The West Virginia Department of Transportation (WVDOT) turned to UAVs to save time and money. Incorporating drones has saved WVDOT more than $340,000 in a single month.
In 2017, WVDOT began formally looking into launching a drone program. WVDOT concluded that drones could be ideal for stockpile surveys — using them had the potential to speed up the process, reduce risk, and increase accuracy.
Jesse Bennett, statewide survey unit leader at WVDOT, flew several test missions to validate the use case. He quickly realized drones had huge potential to transform this time-consuming and risky task.
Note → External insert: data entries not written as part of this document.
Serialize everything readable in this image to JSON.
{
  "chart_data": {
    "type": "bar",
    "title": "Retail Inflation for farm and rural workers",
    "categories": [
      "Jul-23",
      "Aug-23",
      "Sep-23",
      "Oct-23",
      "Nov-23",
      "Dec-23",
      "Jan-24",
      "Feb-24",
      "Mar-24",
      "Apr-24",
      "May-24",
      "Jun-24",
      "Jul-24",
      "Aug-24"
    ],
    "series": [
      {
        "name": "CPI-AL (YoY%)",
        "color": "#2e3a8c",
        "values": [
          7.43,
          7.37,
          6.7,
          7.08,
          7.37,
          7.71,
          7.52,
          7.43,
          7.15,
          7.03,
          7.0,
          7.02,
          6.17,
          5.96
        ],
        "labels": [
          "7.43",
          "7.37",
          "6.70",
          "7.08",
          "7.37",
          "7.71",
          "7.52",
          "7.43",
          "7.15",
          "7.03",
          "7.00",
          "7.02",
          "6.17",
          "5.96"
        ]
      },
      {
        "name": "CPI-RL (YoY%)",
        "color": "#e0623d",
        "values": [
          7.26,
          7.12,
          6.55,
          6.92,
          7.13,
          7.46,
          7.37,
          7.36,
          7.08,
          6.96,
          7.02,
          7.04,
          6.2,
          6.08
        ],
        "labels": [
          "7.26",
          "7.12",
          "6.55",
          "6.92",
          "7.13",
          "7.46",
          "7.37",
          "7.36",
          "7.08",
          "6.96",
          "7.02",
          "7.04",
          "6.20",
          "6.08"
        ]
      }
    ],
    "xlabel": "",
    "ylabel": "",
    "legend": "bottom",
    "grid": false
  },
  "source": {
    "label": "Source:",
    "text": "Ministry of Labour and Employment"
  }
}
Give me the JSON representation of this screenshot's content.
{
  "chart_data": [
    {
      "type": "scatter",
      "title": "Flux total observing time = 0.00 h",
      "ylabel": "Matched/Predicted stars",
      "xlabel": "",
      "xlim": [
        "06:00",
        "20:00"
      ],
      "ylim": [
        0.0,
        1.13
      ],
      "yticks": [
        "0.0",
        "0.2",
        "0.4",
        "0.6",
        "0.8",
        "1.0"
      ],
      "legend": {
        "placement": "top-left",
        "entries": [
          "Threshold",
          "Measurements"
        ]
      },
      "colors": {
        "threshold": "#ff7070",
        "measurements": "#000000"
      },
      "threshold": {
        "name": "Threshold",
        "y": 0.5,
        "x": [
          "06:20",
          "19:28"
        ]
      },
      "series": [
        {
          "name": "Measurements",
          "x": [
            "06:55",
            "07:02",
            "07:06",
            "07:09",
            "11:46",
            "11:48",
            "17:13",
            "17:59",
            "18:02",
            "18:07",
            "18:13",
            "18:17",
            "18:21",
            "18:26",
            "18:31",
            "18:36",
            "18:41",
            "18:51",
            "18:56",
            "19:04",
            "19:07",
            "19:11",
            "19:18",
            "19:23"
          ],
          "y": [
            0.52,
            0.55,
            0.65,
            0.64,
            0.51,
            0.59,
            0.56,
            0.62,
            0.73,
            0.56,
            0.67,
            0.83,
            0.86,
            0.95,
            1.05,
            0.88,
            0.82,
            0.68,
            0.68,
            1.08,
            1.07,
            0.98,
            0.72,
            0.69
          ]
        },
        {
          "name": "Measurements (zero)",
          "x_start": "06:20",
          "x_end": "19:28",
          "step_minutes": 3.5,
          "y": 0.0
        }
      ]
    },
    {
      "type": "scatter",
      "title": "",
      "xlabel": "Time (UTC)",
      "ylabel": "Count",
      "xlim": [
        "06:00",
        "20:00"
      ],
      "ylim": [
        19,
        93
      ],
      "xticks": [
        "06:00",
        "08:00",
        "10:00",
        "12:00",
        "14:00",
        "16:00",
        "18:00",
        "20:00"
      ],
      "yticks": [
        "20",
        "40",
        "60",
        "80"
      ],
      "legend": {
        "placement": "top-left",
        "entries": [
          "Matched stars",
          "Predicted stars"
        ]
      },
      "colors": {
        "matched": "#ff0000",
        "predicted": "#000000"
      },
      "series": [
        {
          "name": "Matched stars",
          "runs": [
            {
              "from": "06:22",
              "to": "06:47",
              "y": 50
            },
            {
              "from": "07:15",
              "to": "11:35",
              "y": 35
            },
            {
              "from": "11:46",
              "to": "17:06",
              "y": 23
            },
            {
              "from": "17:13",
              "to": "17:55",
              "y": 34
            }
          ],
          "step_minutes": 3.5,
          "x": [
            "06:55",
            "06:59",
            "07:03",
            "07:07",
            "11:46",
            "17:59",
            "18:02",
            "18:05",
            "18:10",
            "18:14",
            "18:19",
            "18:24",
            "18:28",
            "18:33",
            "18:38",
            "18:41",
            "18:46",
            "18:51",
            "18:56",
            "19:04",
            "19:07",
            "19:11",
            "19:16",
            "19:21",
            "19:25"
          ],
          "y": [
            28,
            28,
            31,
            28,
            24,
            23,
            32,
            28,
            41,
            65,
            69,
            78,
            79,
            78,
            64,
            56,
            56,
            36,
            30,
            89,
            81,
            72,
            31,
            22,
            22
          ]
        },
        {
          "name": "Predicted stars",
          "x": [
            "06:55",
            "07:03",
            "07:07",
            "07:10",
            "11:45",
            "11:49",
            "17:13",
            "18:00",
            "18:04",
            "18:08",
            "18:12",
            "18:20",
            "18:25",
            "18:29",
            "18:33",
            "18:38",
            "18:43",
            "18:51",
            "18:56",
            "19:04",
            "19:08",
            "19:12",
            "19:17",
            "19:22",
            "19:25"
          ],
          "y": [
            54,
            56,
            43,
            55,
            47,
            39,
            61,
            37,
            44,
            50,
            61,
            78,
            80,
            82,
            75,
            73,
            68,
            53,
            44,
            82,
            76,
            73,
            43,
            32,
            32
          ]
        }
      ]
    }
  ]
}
The agency began with a team of nine Federal Aviation Administration-certified drone pilots and 12 drones. WVDOT also began using Skyward’s Drone Management Platform to manage their flights, pilots and equipment. Skyward offered a single, digital platform to coordinate complex missions and obtain airspace permissions.
“I saw the need for something like Skyward from the very beginning, when I was the first and only pilot,” Bennett said. “I was manually making entries in flight logs and maintenance logs, and I was using about seven or eight different apps and websites just to plan and fly a mission.”
Using Skyward as a single place to keep track of every aspect of the drone program enabled Bennett to quickly resolve an investigation after someone mistakenly assumed he didn’t have authorization to fly in an area and reported him to the FAA.The software helped him demonstrate that crews were obeying FAA regulations and WVDOT’s own rules.
Starting in spring 2019, WVDOT began deploying drone crews for stockpile inspections at scale. WVDOT has 177 sites across the state that contain stockpiled materials. Each year, the stockpiles must be physically surveyed to calculate the volume of material. From 42 surveyors laboring for 15 workdays, the same workload took seven UAS pilots only nine workdays to complete the project.